Un continente huérfano

Por José Piñera

Siempre me ha asombrado la paradoja latinoamericana. Conectada por su geografía con dos de las naciones más exitosas del mundo, bendecida con toda clase de recursos naturales, sin graves problemas de violencia originados en la raza, la religión o la lengua, y con una extraordinaria cultura caracterizada por su diversidad, América Latina podría ser un continente amistoso para la búsqueda de la felicidad. Y sin embargo, la región se mantiene hundida en el subdesarrollo, la demagogia, la corrupción y la inestabilidad política. Algo muy profundo debe estar mal.

La vida política y económica de nuestro continente en los últimos dos siglos contrasta abiertamente con aquella de Estados Unidos. Las consecuencias han sido elocuentes, como lo ha destacado el historiador Claudio Véliz, "Nosotros estamos en un nuevo mundo que nació casi simultáneamente en el Norte y en el Sur, que fue habitado por dos grandes sociedades trasplantadas y ambas generadas a su vez por los imperios más grandes de la modernidad. Dos sociedades que comenzaron una muy pobre, la del Norte, y otra muy rica, la del Sur. Y en cinco siglos los papeles se han trastocado totalmente".

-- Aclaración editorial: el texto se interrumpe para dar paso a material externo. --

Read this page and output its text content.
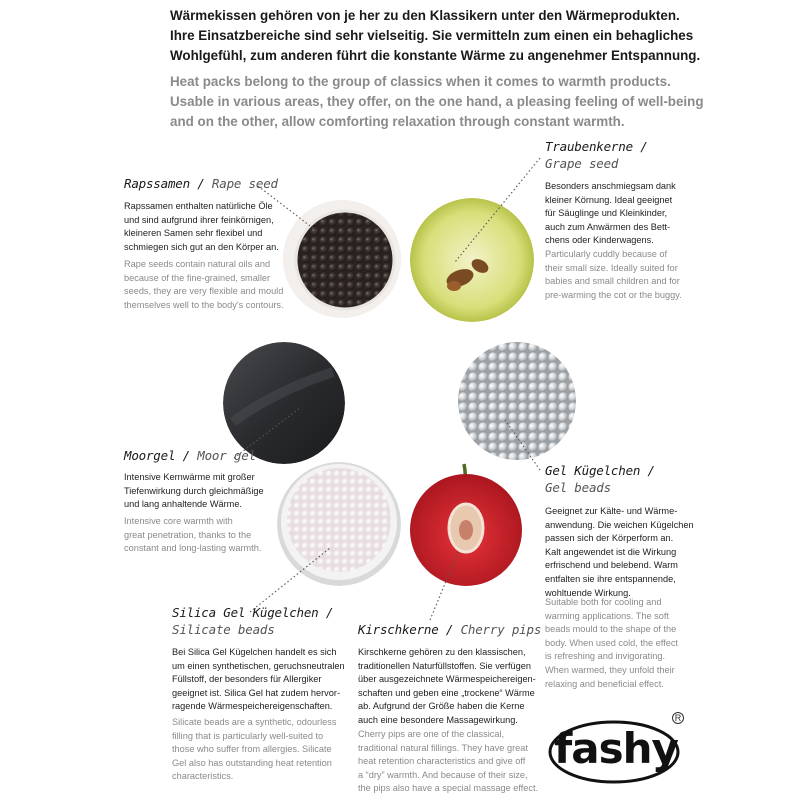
Wärmekissen gehören von je her zu den Klassikern unter den Wärmeprodukten.
Ihre Einsatzbereiche sind sehr vielseitig. Sie vermitteln zum einen ein behagliches
Wohlgefühl, zum anderen führt die konstante Wärme zu angenehmer Entspannung.
Heat packs belong to the group of classics when it comes to warmth products.
Usable in various areas, they offer, on the one hand, a pleasing feeling of well-being
and on the other, allow comforting relaxation through constant warmth.
Rapssamen / Rape seed
Rapssamen enthalten natürliche Öle
und sind aufgrund ihrer feinkörnigen,
kleineren Samen sehr flexibel und
schmiegen sich gut an den Körper an.
Rape seeds contain natural oils and
because of the fine-grained, smaller
seeds, they are very flexible and mould
themselves well to the body's contours.
Traubenkerne /
Grape seed
Besonders anschmiegsam dank
kleiner Körnung. Ideal geeignet
für Säuglinge und Kleinkinder,
auch zum Anwärmen des Bett-
chens oder Kinderwagens.
Particularly cuddly because of
their small size. Ideally suited for
babies and small children and for
pre-warming the cot or the buggy.
Moorgel / Moor gel
Intensive Kernwärme mit großer
Tiefenwirkung durch gleichmäßige
und lang anhaltende Wärme.
Intensive core warmth with
great penetration, thanks to the
constant and long-lasting warmth.
Gel Kügelchen /
Gel beads
Geeignet zur Kälte- und Wärme-
anwendung. Die weichen Kügelchen
passen sich der Körperform an.
Kalt angewendet ist die Wirkung
erfrischend und belebend. Warm
entfalten sie ihre entspannende,
wohltuende Wirkung.
Suitable both for cooling and
warming applications. The soft
beads mould to the shape of the
body. When used cold, the effect
is refreshing and invigorating.
When warmed, they unfold their
relaxing and beneficial effect.
Silica Gel Kügelchen /
Silicate beads
Bei Silica Gel Kügelchen handelt es sich
um einen synthetischen, geruchsneutralen
Füllstoff, der besonders für Allergiker
geeignet ist. Silica Gel hat zudem hervor-
ragende Wärmespeichereigenschaften.
Silicate beads are a synthetic, odourless
filling that is particularly well-suited to
those who suffer from allergies. Silicate
Gel also has outstanding heat retention
characteristics.
Kirschkerne / Cherry pips
Kirschkerne gehören zu den klassischen,
traditionellen Naturfüllstoffen. Sie verfügen
über ausgezeichnete Wärmespeichereigen-
schaften und geben eine „trockene“ Wärme
ab. Aufgrund der Größe haben die Kerne
auch eine besondere Massagewirkung.
Cherry pips are one of the classical,
traditional natural fillings. They have great
heat retention characteristics and give off
a “dry” warmth. And because of their size,
the pips also have a special massage effect.
fashy
R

Quisiera esbozar la hipótesis de que la tragedia de América Latina proviene, en gran parte, de ser un continente huérfano. Bolívar, San Martín, Sucre y O'Higgins, entre otros, lucharon con heroísmo para independizar a nuestros países del control político hispano. Pero una cosa es saber luchar y otra muy distinta saber gobernar y fundar republicas exitosas. Los Libertadores y sus sucesores definitivamente no anclaron a las jóvenes republicas en los valores de la libertad individual, el estado de derecho y la democracia limitada.

El hecho de que América Latina tuviera "Founding Generals", pero indudablemente no "Founding Fathers" como los de Estados Unidos, ha significado que hasta hoy nuestro continente carezca de las instituciones y los principios de una verdadera democracia al servicio de la libertad. Esa sería la causa profunda de que nuestro progreso sea tan frágil. Como en el mito de Sisifo, empujamos la roca hasta la cumbre del cerro para ver una y otra vez como vuelve a caer, aunque no necesariamente al nivel desde el cual se partió.